La risposta continua ad essere una disperata difesa dello status quo. Ma sono soltanto il G20 di oggi a Cannes e la paura dei mercati a tenere in piedi la maggioranza. La sfilata di delegazioni di partito al Quirinale trasmette l’immagine di una situazione di pre crisi; e il rinvio ad oggi dell’incontro, chiesto da un Pdl impantanato sulle misure anti crisi, mostra un premier sospettoso per lo smarcamento scientifico del suo ministro dell’Economia, Giulio Tremonti; e ossessionato dal ruolo del Quirinale, di cui teme l’ostilità. Il risultato è che ieri sera il Consiglio dei ministri ha tardato a lungo prima di esaminare e approvare i provvedimenti pretesi dall’Europa e presentati al vertice di oggi.

I sondaggi informali che sta facendo il capo dello Stato cercano di diradare l’incertezza. E capire cosa succederebbe se cadesse Berlusconi. Il rifiuto del Cavaliere a farsi da parte risponde al calcolo di usare le misure anti crisi come grimaldello per ottenere l’ennesimo «sì». Il nomadismo parlamentare di alcune schegge berlusconiane, però, fa capire che il suo blocco di voti comincia ad erodersi. Angelino Alfano, segretario del Pdl, teme di perdere deputati. Sa che, se l’operazione riesce, toglierebbe a Berlusconi l’ultimo alibi: quello di numeri parlamentari blindati.

L’incubo del Cavaliere è la nascita di un altro governo. Pier Ferdinando Casini, leader dell’Udc, ieri ha spiegato di non avere fatto a Napolitano nomi di candidati a Palazzo Chigi, perché «non erano consultazioni formali». Ma la precisazione fa pensare che il momento della crisi si sta avvicinando. Gli avversari si rifiutano di aiutare il centrodestra, a meno che Berlusconi non si dimetta. Riproporre la strategia della sopravvivenza finisce così per evidenziare la pericolosità dello stallo, su uno sfondo che i mercati hanno cambiato drammaticamente.
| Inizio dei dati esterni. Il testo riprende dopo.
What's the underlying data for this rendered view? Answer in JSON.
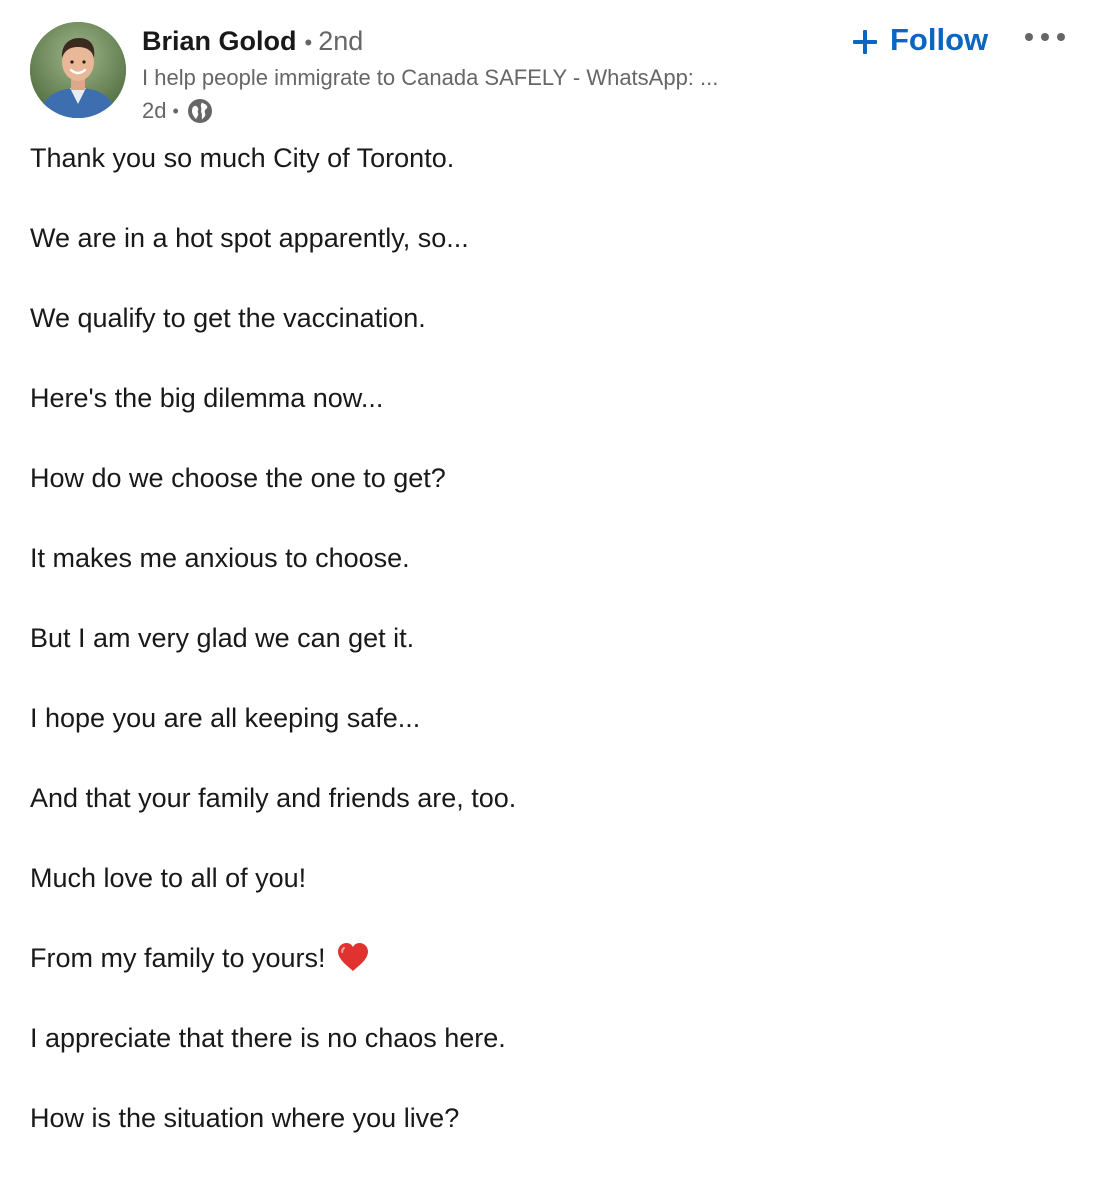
{
  "post": {
    "actor": {
      "name": "Brian Golod",
      "separator": "•",
      "degree": "2nd",
      "headline": "I help people immigrate to Canada SAFELY - WhatsApp: ...",
      "time": "2d",
      "meta_separator": "•",
      "visibility_icon": "globe-icon",
      "avatar_icon": "profile-photo"
    },
    "follow": {
      "icon": "plus-icon",
      "label": "Follow",
      "color": "#0a66c2"
    },
    "more": {
      "icon": "more-horizontal-icon",
      "label": "•••"
    },
    "lines": [
      "Thank you so much City of Toronto.",
      "We are in a hot spot apparently, so...",
      "We qualify to get the vaccination.",
      "Here's the big dilemma now...",
      "How do we choose the one to get?",
      "It makes me anxious to choose.",
      "But I am very glad we can get it.",
      "I hope you are all keeping safe...",
      "And that your family and friends are, too.",
      "Much love to all of you!",
      "From my family to yours!",
      "I appreciate that there is no chaos here.",
      "How is the situation where you live?"
    ],
    "emoji": {
      "line_index": 10,
      "icon": "red-heart-icon",
      "color": "#e0332f"
    }
  }
}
Di questo immobilismo Umberto Bossi, con le sue pernacchie e il dito medio alzato, è una metafora perfetta. Al di là della volgarità crescente delle sue reazioni, è l’emblema di un centrodestra consapevole che la parabola berlusconiana si sta concludendo; ma, nonostante questo, incline alla stizza quando è chiamato a guardare in faccia il vuoto di governo che da tempo Pdl e Lega riflettono. Eppure, prima lo affrontano e ne traggono le conseguenze, prima metteranno la loro alleanza al riparo da un giudizio negativo inevitabile.